Il Papa non demorde, usando i media come il Suo predecessore, ripresenta la Sua teologia in maniera sempre più incalzante e concreta che a molti può apparire conservatrice. Così dev’essere se si vuole spezzare quel muro di buonismo e di lassismo dilagante nel vecchio Continente e se si vuole veicolare un dialogo con quel mondo fluido, sfuggente che dice e non dice e se dice subito smentisce. Purtroppo quello islamico non è il mondo laico, razionale, dubbioso, ma macchinoso, machiavellico ancorché fantasioso che schiva e teme la verità. Chi ha vissuto tra loro, sa bene che non è un mondo del si o del no, ma del ni perché insicuro, timido al dialogo concreto, suscettibile alla critica. Il Papa sa benissimo che la prima condizione per trovare dei punti di intesa col diverso è il rafforzamento delle propria identità da svelare all’altro, anche se può disturbarlo.

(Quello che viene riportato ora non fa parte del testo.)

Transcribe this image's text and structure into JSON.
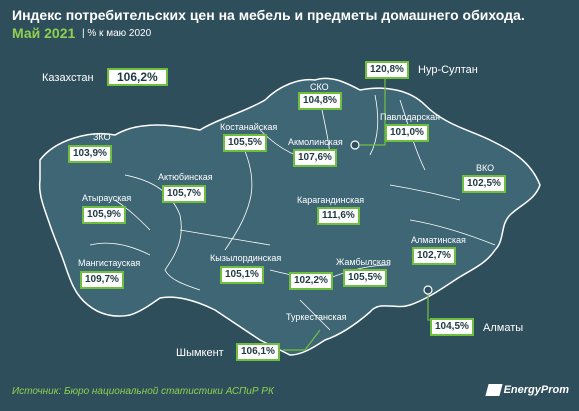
{
  "header": {
    "title": "Индекс потребительских цен на мебель и предметы домашнего обихода.",
    "subtitle": "Май 2021",
    "note": "| % к маю 2020"
  },
  "country": {
    "name": "Казахстан",
    "value": "106,2%"
  },
  "regions": {
    "sko": {
      "name": "СКО",
      "value": "104,8%"
    },
    "nursultan": {
      "name": "Нур-Султан",
      "value": "120,8%"
    },
    "kostanay": {
      "name": "Костанайская",
      "value": "105,5%"
    },
    "akmola": {
      "name": "Акмолинская",
      "value": "107,6%"
    },
    "pavlodar": {
      "name": "Павлодарская",
      "value": "101,0%"
    },
    "zko": {
      "name": "ЗКО",
      "value": "103,9%"
    },
    "aktobe": {
      "name": "Актюбинская",
      "value": "105,7%"
    },
    "vko": {
      "name": "ВКО",
      "value": "102,5%"
    },
    "atyrau": {
      "name": "Атырауская",
      "value": "105,9%"
    },
    "karaganda": {
      "name": "Карагандинская",
      "value": "111,6%"
    },
    "mangistau": {
      "name": "Мангистауская",
      "value": "109,7%"
    },
    "almaty_reg": {
      "name": "Алматинская",
      "value": "102,7%"
    },
    "kyzylorda": {
      "name": "Кызылординская",
      "value": "105,1%"
    },
    "zhambyl": {
      "name": "Жамбылская",
      "value": "105,5%"
    },
    "zhambyl_extra": {
      "value": "102,2%"
    },
    "turkestan": {
      "name": "Туркестанская"
    },
    "almaty_city": {
      "name": "Алматы",
      "value": "104,5%"
    },
    "shymkent": {
      "name": "Шымкент",
      "value": "106,1%"
    }
  },
  "footer": {
    "source": "Источник: Бюро национальной  статистики АСПиР РК",
    "logo": "EnergyProm"
  },
  "colors": {
    "background": "#2f4e5b",
    "map": "#3f6674",
    "accent": "#6fbf3f",
    "subtitle": "#8fd14f"
  }
}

Perciò ridurre lo spessore della propria fede per non offendere l’altro non farebbe che confermare nell’altro la nostra insicurezza: “per i seguaci di Maometto questo significherebbe una sorta di resa, di abdicazione alla propria fede ed un implicito riconoscimento della superiorità dell’Islam” (Samir Khalil).

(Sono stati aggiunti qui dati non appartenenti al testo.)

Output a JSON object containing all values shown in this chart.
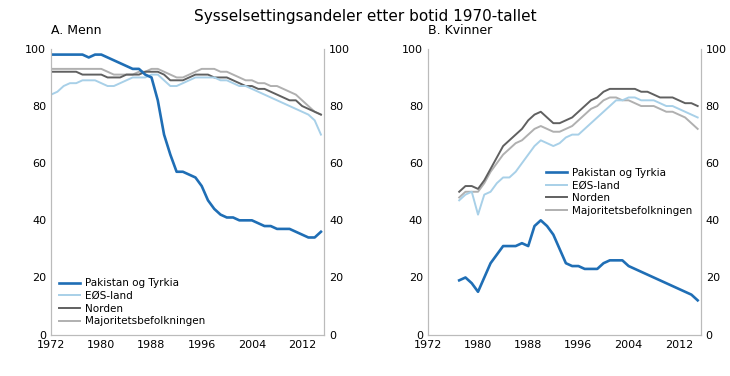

Se solo pensassimo alle umiliazioni ed alle torture subite durante la conquista dei popoli iberici e balcanici (avvenuta non sempre con la spada), ridotti a dhimmitudine e con quale e quanta arroganza trattano i nostri rappresentanti istituzionali, poco avremmo da consolarci sul nostro futuro. Al momento non abbiamo che da affidarci alla secolare saggezza della nostra Chiesa. Se viceversa accettassimo il principio della legge islamica secondo cui è impedito di pronunciarci sulla sharia, “allora saremo davvero sulla strada che ci condurrà verso la loro sottomissione” (Daniel Pipes): questo potrà avvenire fintanto che in Occidente continueremo a non mostrare compattezza.